Like most Indian men, Ali seems to be lacking empathy. Especially for his female protagonist and her point-of-view. Borrowing from the show's one-line elevator pitch 'a female constable taking charge of her sexuality, and as a result asserting herself in the world', Ali and three credited writers, Manish Gaekwad, Anuja Gondhalekar and Divya Johari, barely scratch the surface of its pitch. And it's a shame, because there was definite potential.
And that potential is visible in the show's first few minutes as soon as Sasya (Vijay Varma) makes his entrance into a brothel. Varma, who broke out in Zoya Akhtar's Gully Boy where he played the role of a street hustler, is one of the most effortless actors out there. The Hyderabadi rolling off his tongue almost sounds like music. A high-ranking lieutenant in (we're told) India's most dangerous drug-smuggling gang, Sasya is out to entertain himself for the evening. The lady that gets his attention seems to be 'different', she responds to his threats with her own zingers. Sasya is seduced… and they're on their way. Except the lady in question, Bhumika Pardeshi (Aaditi Pohankar), is actually female constable on an undercover operation to arrest Sasya. A low-ranking cop typically in-charge for city's bandobast during festivals, political or protest rallies, this is Bhumika's moment to shine.

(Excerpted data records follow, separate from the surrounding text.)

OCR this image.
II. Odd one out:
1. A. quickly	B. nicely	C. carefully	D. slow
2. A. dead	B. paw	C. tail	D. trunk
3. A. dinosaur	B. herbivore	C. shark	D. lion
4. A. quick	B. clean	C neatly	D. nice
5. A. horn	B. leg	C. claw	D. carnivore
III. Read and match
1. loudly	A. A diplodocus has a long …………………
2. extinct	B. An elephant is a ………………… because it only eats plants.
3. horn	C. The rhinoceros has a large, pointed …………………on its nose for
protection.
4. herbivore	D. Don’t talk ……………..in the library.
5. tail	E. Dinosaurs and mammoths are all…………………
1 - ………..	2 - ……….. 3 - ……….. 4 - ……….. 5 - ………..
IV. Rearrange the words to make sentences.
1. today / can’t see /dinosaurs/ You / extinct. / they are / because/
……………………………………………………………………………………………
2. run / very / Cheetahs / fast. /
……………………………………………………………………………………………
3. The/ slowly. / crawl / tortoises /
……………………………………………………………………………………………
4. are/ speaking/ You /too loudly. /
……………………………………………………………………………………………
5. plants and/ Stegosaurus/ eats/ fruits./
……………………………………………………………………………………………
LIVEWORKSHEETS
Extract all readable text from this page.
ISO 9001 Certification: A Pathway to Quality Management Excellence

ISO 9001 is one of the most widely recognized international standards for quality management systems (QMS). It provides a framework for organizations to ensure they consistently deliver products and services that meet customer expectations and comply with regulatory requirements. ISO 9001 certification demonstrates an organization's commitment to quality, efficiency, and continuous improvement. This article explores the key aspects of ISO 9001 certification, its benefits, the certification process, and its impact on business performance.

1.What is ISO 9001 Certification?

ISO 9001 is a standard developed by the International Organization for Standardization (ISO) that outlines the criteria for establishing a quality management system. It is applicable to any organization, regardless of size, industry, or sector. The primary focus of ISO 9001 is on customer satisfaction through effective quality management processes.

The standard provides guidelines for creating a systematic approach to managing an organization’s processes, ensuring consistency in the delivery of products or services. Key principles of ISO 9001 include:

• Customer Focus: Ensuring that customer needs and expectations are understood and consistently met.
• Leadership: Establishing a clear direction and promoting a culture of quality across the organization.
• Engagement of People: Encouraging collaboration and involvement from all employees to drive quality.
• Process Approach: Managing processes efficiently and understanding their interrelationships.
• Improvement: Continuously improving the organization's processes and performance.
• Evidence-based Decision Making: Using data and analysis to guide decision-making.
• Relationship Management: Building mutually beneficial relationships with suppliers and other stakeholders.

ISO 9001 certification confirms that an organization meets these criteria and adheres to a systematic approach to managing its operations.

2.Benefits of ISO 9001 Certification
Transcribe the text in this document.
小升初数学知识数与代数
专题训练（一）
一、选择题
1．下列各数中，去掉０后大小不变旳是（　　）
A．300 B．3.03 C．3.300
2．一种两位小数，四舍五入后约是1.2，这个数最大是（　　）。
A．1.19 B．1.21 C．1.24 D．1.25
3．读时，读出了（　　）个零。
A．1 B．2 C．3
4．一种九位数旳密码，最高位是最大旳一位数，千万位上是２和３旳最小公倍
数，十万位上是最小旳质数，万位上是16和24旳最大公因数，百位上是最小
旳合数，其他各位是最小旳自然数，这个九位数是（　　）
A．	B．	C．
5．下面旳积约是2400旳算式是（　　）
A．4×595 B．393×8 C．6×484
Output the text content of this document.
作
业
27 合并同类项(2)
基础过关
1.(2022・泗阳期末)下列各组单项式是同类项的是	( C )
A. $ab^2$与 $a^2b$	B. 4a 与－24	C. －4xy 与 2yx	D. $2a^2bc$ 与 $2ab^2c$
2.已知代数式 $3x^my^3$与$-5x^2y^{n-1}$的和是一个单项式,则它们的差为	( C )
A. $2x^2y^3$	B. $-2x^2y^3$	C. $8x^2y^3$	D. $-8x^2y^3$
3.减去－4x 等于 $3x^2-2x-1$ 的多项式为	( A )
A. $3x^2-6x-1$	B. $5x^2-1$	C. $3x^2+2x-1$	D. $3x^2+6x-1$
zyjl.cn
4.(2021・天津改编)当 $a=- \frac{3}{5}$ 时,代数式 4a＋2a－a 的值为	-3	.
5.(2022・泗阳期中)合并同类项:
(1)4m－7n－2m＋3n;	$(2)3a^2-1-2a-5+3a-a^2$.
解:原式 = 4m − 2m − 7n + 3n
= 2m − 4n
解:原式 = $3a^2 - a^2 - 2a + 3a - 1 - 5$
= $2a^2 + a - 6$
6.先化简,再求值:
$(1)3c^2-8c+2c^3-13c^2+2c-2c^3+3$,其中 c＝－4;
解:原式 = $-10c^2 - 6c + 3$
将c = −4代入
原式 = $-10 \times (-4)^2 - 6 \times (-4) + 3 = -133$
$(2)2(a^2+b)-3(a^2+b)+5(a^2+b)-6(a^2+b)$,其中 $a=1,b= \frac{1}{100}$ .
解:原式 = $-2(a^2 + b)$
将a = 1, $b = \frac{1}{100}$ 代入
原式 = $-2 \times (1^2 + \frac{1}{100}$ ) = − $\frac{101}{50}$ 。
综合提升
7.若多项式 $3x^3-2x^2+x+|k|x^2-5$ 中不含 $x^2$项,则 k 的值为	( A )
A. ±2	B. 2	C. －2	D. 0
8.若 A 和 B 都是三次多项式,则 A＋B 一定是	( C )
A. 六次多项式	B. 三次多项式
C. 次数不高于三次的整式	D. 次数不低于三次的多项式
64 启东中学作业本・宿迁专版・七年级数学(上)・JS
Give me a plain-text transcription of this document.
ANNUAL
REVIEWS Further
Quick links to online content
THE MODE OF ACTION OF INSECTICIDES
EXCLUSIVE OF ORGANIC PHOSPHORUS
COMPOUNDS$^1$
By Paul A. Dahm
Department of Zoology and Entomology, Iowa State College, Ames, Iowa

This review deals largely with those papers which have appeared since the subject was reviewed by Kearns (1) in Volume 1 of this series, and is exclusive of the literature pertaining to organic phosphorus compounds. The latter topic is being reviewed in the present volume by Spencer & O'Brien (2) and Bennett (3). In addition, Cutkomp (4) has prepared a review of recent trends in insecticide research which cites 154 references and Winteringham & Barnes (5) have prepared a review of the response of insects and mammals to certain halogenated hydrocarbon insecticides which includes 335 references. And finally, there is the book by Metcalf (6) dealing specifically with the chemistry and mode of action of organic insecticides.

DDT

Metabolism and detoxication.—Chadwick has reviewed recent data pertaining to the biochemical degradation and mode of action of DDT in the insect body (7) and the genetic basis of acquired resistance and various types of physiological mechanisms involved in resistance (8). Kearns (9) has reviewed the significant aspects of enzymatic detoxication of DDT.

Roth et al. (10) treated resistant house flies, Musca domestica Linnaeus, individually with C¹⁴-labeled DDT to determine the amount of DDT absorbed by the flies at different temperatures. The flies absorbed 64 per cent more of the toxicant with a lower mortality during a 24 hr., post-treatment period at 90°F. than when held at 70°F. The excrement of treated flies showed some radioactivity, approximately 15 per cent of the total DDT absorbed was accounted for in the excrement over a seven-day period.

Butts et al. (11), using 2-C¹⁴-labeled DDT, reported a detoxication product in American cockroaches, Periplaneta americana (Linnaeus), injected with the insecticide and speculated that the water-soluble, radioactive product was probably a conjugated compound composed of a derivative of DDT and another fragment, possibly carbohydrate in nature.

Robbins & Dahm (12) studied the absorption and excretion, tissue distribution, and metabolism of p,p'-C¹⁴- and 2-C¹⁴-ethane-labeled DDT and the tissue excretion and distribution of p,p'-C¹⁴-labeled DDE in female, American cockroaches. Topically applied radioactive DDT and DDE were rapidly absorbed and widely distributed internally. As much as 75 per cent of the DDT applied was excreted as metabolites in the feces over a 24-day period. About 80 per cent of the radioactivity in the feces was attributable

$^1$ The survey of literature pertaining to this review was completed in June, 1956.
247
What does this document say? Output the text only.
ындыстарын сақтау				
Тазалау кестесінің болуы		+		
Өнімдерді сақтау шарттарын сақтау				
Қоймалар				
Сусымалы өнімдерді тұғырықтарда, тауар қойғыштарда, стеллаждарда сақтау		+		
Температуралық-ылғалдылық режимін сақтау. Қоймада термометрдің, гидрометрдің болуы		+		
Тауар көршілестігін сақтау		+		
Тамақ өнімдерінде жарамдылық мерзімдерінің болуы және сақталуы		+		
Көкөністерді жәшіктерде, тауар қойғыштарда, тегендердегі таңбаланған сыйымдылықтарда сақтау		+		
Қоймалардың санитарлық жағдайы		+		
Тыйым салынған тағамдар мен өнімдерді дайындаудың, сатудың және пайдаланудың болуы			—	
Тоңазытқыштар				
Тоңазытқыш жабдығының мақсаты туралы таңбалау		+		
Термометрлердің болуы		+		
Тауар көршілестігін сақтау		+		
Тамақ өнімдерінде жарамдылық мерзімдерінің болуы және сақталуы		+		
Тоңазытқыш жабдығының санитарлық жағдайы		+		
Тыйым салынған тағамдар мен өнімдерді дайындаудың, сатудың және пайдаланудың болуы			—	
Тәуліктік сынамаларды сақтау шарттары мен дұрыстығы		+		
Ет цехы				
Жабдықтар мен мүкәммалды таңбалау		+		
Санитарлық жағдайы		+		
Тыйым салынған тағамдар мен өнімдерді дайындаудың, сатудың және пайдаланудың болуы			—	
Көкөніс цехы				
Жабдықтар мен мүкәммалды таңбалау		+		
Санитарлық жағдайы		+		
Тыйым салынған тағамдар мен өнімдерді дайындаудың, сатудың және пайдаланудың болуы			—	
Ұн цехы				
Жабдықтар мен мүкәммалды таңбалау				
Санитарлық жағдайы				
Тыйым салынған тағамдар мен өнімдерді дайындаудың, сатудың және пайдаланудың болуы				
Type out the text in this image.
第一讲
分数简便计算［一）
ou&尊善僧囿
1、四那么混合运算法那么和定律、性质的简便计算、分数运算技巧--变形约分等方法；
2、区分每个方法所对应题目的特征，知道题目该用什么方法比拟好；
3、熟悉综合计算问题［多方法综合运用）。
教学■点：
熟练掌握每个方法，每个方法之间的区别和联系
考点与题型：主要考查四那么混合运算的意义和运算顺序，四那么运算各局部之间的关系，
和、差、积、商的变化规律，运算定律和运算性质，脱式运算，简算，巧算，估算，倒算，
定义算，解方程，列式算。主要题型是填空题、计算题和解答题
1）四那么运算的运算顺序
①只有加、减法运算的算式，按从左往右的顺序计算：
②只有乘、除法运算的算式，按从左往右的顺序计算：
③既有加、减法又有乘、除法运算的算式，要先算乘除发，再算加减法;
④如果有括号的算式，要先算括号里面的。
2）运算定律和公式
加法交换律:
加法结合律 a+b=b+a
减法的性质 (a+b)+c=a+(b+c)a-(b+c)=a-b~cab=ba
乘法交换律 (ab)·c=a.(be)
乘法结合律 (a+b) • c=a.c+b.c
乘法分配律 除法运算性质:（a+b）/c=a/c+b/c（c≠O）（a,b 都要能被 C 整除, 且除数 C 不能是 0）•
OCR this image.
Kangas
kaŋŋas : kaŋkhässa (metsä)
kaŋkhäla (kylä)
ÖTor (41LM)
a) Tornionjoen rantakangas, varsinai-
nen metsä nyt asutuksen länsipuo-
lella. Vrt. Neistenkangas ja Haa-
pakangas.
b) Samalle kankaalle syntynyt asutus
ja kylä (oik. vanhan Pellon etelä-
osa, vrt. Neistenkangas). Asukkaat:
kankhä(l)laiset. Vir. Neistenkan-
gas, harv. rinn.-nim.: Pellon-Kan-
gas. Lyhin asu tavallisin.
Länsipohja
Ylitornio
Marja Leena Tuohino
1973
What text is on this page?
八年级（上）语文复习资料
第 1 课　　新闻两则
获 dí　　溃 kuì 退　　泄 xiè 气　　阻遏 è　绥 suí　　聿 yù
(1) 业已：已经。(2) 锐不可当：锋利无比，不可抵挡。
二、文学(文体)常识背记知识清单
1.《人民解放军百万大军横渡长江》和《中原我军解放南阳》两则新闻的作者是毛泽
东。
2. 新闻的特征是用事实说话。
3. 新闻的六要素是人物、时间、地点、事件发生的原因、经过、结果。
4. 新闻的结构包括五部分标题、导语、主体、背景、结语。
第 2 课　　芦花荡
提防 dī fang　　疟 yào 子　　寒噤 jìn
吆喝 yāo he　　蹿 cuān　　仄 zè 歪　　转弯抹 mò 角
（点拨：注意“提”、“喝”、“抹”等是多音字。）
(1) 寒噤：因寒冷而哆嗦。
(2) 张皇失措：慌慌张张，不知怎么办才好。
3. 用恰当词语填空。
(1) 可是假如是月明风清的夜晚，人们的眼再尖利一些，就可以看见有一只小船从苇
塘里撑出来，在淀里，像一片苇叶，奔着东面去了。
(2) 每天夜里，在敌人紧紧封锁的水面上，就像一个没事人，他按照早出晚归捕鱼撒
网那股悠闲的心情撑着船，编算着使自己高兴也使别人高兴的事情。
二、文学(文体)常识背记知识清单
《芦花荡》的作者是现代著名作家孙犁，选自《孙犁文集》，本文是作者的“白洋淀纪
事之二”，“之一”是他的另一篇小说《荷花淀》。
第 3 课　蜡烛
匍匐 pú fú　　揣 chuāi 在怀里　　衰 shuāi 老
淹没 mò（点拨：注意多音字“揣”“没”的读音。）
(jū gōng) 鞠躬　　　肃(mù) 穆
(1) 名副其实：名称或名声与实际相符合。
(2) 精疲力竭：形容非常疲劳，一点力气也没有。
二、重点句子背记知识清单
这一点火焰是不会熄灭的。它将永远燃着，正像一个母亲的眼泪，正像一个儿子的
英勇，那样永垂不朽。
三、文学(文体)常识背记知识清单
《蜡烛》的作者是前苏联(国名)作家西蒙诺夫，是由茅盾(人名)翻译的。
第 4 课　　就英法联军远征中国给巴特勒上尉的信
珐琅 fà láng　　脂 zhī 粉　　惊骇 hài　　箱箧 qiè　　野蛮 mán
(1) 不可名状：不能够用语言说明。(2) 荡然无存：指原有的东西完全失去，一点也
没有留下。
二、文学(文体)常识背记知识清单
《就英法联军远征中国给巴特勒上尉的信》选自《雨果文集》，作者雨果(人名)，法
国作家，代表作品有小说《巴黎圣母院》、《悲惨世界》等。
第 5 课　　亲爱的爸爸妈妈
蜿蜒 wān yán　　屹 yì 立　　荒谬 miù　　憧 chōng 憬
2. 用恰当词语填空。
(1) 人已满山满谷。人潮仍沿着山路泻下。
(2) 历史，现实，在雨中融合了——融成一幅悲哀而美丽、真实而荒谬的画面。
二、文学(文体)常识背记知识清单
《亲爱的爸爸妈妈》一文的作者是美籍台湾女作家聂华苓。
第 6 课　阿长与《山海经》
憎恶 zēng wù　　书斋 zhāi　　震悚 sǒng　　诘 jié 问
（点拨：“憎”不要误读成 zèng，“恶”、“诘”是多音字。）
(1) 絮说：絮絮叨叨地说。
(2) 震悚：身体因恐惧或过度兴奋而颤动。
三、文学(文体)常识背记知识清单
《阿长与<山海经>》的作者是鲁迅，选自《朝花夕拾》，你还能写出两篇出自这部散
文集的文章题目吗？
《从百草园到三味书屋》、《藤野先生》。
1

As her name suggests, 'Bhumika' is too busy playing the roles of a dutiful daughter, a thoughtful elder sister and the sole breadwinner of her family. Separated from an abusive husband, battling condescending colleagues and a sibling who mock her passivity, Bhumika clings on to this assignment after some reluctance. 'There's more to me', her eyes seem to be screaming. It's only while she is forced to think for herself, about herself, in the midst of hardened criminals, is when she begins to realise her own strengths. The message of the show is noble and Pohankar is committed to the character, but Ali shows little promise to tell a nuanced story like this. The protagonist needs to be constantly told about her 'powers of femininity' by the men around her. Does a point need to be drilled like this?
In these films/shows about the training of a spy/undercover operative, there's usually a stock shot of when the protagonist looks at their trainer at the end of a training montage, who nods with approval. In She, when this moment comes along in the sixth episode, it looks so awfully synthetic that the entire house of cards comes crashing down. The show's antagonist, Nayak (Kishore Kumar G), has an aura about him. Maybe Ali should have focused on telling a bare-boned crime thriller without bothering too much with the gender/class subtext of the show.
Much like Ali's most recent effort in Love Aaj Kal, where he exhibited some serious ignorance about writing female characters (like Sara Ali Khan's Zoe), She is right up there in his list of recent misfires. If Ali is really that intent in being a champion of all genders and wishes to be a true ally in ensuring equal rights, he's going to have to bridge the gap between how he sees the world and what the world really is out there. It's 2020, and one simply cannot write out of their own vacuum.